A more refined study with the introduction of eyes and cogs; I wondered how I could print this as a pattern? Rather than just a mural or a fixed splodge pattern for a t-shirt.. How could I repeat this?
The Cogs set me off on an idea of cogs in your brain, how you think. This project was all about how your culture influences YOU. Therefore all of these elements I was researching and sketching must be in my head.. An Epiphany!
Project all of these aspects within a silhouette. To save time and effort I thought before I finish my detailed piece I could represent faces with this cog idea and see how the different layers print!
This also gave my an excuse to play with the dyes I had mixed. My colours were influences by different tartans from different clan’s across Scotland as well as the Pantone blue of the Scottish flag which had been so heavily laboured on us from our lecturers. I quickly dropped the green but loved the caption red amongst my 3 turquoise blues. This would also make a great final idea, obviously if it was lined up properly, as a uniform homage to 60’s Pop art.

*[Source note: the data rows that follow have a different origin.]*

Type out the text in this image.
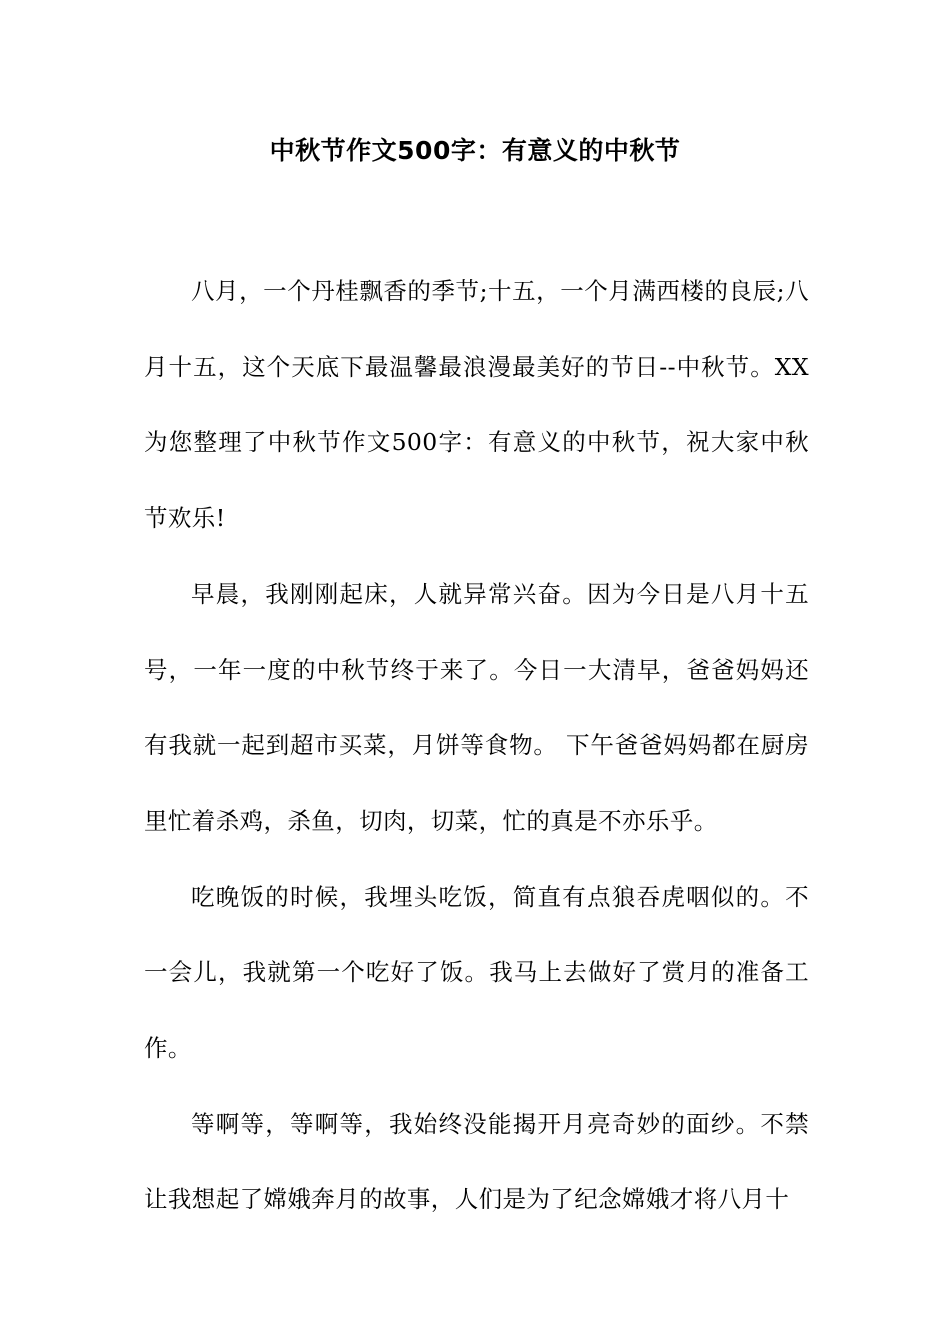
中秋节作文500字：有意义的中秋节

八月，一个丹桂飘香的季节;十五，一个月满西楼的良辰;八月十五，这个天底下最温馨最浪漫最美好的节日--中秋节。XX为您整理了中秋节作文500字：有意义的中秋节，祝大家中秋节欢乐!

早晨，我刚刚起床，人就异常兴奋。因为今日是八月十五号，一年一度的中秋节终于来了。今日一大清早，爸爸妈妈还有我就一起到超市买菜，月饼等食物。 下午爸爸妈妈都在厨房里忙着杀鸡，杀鱼，切肉，切菜，忙的真是不亦乐乎。

吃晚饭的时候，我埋头吃饭，简直有点狼吞虎咽似的。不一会儿，我就第一个吃好了饭。我马上去做好了赏月的准备工作。

等啊等，等啊等，我始终没能揭开月亮奇妙的面纱。不禁让我想起了嫦娥奔月的故事，人们是为了纪念嫦娥才将八月十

After playing around and finally getting into the print lab I was motivated more than ever to get my design finished so I could print! I was influenced by my small head prints by one aspect alone, SCALE.

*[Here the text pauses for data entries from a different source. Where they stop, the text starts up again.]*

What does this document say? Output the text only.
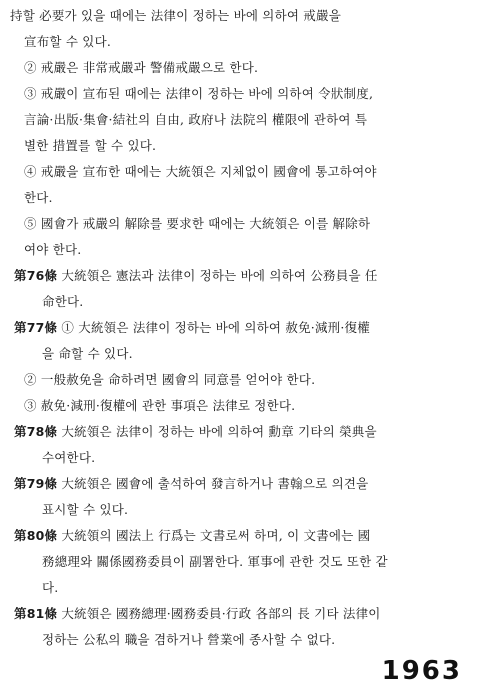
持할 必要가 있을 때에는 法律이 정하는 바에 의하여 戒嚴을
宣布할 수 있다.
② 戒嚴은 非常戒嚴과 警備戒嚴으로 한다.
③ 戒嚴이 宣布된 때에는 法律이 정하는 바에 의하여 令狀制度,
言論·出版·集會·結社의 自由, 政府나 法院의 權限에 관하여 특
별한 措置를 할 수 있다.
④ 戒嚴을 宣布한 때에는 大統領은 지체없이 國會에 통고하여야
한다.
⑤ 國會가 戒嚴의 解除를 要求한 때에는 大統領은 이를 解除하
여야 한다.
第76條 大統領은 憲法과 法律이 정하는 바에 의하여 公務員을 任
命한다.
第77條 ① 大統領은 法律이 정하는 바에 의하여 赦免·減刑·復權
을 命할 수 있다.
② 一般赦免을 命하려면 國會의 同意를 얻어야 한다.
③ 赦免·減刑·復權에 관한 事項은 法律로 정한다.
第78條 大統領은 法律이 정하는 바에 의하여 勳章 기타의 榮典을
수여한다.
第79條 大統領은 國會에 출석하여 發言하거나 書翰으로 의견을
표시할 수 있다.
第80條 大統領의 國法上 行爲는 文書로써 하며, 이 文書에는 國
務總理와 關係國務委員이 副署한다. 軍事에 관한 것도 또한 같
다.
第81條 大統領은 國務總理·國務委員·行政 各部의 長 기타 法律이
정하는 公私의 職을 겸하거나 營業에 종사할 수 없다.
1963
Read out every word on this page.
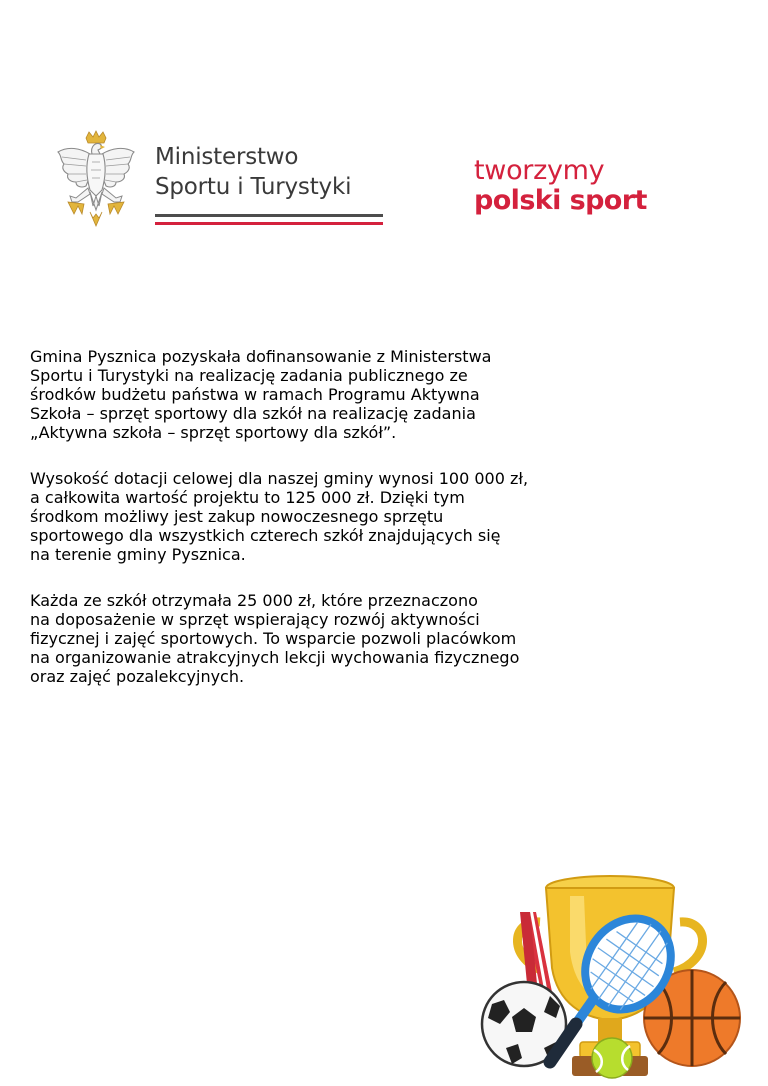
Ministerstwo
Sportu i Turystyki
tworzymy
polski sport

Gmina Pysznica pozyskała dofinansowanie z Ministerstwa
Sportu i Turystyki na realizację zadania publicznego ze
środków budżetu państwa w ramach Programu Aktywna
Szkoła – sprzęt sportowy dla szkół na realizację zadania
„Aktywna szkoła – sprzęt sportowy dla szkół”.

Wysokość dotacji celowej dla naszej gminy wynosi 100 000 zł,
a całkowita wartość projektu to 125 000 zł. Dzięki tym
środkom możliwy jest zakup nowoczesnego sprzętu
sportowego dla wszystkich czterech szkół znajdujących się
na terenie gminy Pysznica.

Każda ze szkół otrzymała 25 000 zł, które przeznaczono
na doposażenie w sprzęt wspierający rozwój aktywności
fizycznej i zajęć sportowych. To wsparcie pozwoli placówkom
na organizowanie atrakcyjnych lekcji wychowania fizycznego
oraz zajęć pozalekcyjnych.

I had been working rather large which made the idea of pattern difficult, so I stepped back to have a better look.. If the subject matter was smaller it would be more difficult to distinguish unless you know it was there and from a distance you would only see overall pattern! Another eureka moment.
Smaller images more line and hidden detail as an overlay of my silhouette to get a better idea..

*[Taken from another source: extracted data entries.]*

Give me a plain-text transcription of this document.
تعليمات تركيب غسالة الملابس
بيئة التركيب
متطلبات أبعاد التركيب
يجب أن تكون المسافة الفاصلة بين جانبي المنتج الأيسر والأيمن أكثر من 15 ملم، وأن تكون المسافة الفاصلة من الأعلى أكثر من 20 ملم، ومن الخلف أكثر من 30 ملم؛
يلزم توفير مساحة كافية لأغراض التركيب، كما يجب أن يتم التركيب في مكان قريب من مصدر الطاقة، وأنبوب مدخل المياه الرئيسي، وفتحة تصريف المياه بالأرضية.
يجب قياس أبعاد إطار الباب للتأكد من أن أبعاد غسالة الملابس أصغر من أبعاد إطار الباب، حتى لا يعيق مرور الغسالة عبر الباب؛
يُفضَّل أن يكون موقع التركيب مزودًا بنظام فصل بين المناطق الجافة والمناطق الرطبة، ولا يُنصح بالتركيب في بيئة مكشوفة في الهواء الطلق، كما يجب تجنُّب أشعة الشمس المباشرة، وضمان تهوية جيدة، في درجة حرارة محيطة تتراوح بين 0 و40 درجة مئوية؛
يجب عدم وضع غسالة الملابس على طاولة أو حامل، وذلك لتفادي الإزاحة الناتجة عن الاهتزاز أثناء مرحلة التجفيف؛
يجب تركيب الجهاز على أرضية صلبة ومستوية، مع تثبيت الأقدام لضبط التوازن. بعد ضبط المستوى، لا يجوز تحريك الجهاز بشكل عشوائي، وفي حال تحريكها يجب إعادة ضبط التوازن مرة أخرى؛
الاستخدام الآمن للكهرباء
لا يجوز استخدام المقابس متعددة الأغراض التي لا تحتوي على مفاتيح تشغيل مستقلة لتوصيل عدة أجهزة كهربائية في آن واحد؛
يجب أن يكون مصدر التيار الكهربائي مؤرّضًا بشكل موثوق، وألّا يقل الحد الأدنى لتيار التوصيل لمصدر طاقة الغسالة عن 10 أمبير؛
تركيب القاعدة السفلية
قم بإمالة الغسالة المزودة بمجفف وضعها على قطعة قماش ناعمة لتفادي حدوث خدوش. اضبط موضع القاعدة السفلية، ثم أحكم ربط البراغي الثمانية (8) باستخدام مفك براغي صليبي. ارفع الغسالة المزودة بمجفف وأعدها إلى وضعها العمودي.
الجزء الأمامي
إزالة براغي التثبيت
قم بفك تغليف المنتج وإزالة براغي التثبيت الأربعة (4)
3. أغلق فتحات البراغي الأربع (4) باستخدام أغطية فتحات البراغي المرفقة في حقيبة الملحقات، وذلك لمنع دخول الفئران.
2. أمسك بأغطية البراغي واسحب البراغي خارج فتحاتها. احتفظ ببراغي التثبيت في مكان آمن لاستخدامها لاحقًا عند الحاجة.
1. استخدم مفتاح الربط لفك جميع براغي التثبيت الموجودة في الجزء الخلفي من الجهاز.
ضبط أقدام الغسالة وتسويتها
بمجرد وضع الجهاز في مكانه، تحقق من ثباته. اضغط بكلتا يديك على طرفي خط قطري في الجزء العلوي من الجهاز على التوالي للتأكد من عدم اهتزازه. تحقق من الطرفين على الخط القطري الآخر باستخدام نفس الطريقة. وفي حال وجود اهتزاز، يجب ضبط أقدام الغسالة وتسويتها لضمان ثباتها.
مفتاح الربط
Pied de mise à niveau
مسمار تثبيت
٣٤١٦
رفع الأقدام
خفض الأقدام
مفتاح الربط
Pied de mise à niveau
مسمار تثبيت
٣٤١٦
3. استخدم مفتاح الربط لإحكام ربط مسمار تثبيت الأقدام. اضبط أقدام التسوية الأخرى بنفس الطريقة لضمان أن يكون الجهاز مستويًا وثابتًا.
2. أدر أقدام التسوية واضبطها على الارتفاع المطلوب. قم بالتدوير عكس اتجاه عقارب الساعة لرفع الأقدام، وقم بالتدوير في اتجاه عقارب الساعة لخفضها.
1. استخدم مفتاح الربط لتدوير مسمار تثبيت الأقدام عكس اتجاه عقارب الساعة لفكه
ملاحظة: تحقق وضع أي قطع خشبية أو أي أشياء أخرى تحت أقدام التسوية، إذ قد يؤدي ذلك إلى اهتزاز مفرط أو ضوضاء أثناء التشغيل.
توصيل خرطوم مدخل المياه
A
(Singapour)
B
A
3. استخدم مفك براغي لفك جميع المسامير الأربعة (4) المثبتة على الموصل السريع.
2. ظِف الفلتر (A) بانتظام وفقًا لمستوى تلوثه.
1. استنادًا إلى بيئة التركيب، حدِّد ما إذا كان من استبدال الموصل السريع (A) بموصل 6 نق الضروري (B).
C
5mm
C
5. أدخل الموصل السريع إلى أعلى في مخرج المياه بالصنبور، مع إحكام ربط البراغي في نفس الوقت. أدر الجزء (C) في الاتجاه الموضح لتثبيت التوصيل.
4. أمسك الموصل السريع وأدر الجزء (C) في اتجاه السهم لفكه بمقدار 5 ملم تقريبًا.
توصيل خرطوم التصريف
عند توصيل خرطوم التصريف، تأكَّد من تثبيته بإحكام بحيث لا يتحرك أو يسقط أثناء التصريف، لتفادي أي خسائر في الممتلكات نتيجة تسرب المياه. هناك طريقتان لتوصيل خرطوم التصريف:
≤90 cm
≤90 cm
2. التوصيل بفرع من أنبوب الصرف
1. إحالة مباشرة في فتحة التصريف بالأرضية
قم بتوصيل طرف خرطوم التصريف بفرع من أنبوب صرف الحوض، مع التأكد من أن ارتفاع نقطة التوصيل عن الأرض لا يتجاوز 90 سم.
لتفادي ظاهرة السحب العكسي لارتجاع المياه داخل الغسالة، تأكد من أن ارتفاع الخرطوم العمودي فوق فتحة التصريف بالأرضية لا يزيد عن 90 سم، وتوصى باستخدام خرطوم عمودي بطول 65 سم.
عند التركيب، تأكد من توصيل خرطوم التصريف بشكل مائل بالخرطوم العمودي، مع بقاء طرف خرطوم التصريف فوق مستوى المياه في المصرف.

I could make a repeated pattern and connect my emanating lines right?
It would have been a lot easier to do on a computer but after hours of tracing and back breaking work I finished my DIAMOND BLOCK PATTERN!!!
Each line tailored to fit into itself.
Why a diamond block and not a square? – Because I was driven crazy with ambition.. It could have been a square but where was the fun in that?
Why wasn’t it a perfect square on a point? – Where’s the fun in that?
My biggest problem was lining everything up and to make matters even more difficult for myself I had an underlay block as well which would have to lin up perfectly with the detail lining.
This was my scanned design printed onto paper and fitted together to see how it would look.
Bottom left corner is the under lay block for a lighter colour.
Difficulties printing? Oh aye.
The importance of line?
Looking into artists like Milton Glaser and other Pop + OP artists shaping the world of textiles/fashion during the 60’s I loved the idea of uniform structure and intricate pattern to achieve the desired Optical Illusion (which gives OP art its name). I also looked into several street artist such as Nathan Bowen with his intense use of line to express mood and intensity.
– I also looked into the importance of composition and ‘fit’ of street murals; what they were made of and how they were organised.
All wonderful aspects that this mere mortal in a half assed fashion couldn’t quite muster.
So I started playing around with one line drawings, how to create the illusion of 3D in monochrome or the inverted use of colour to depict shade.
Apparently don’t have many photos of the later things in my sketchbook which were more appropriate to my theme.. I’m sure you get the jist. I was more interested in how to tie any of my images together and manipulate the thickness of line to steal focus from the figures
– Making the design more about Pattern than Subject Matter.
From these two small sketches I found my way and I was ignited with inspiration and motivation as it was clear what the rest of my project would lead towards. Reintroducing my emanating lines my composition was a collaboration of Pop Art and Modern Street Art.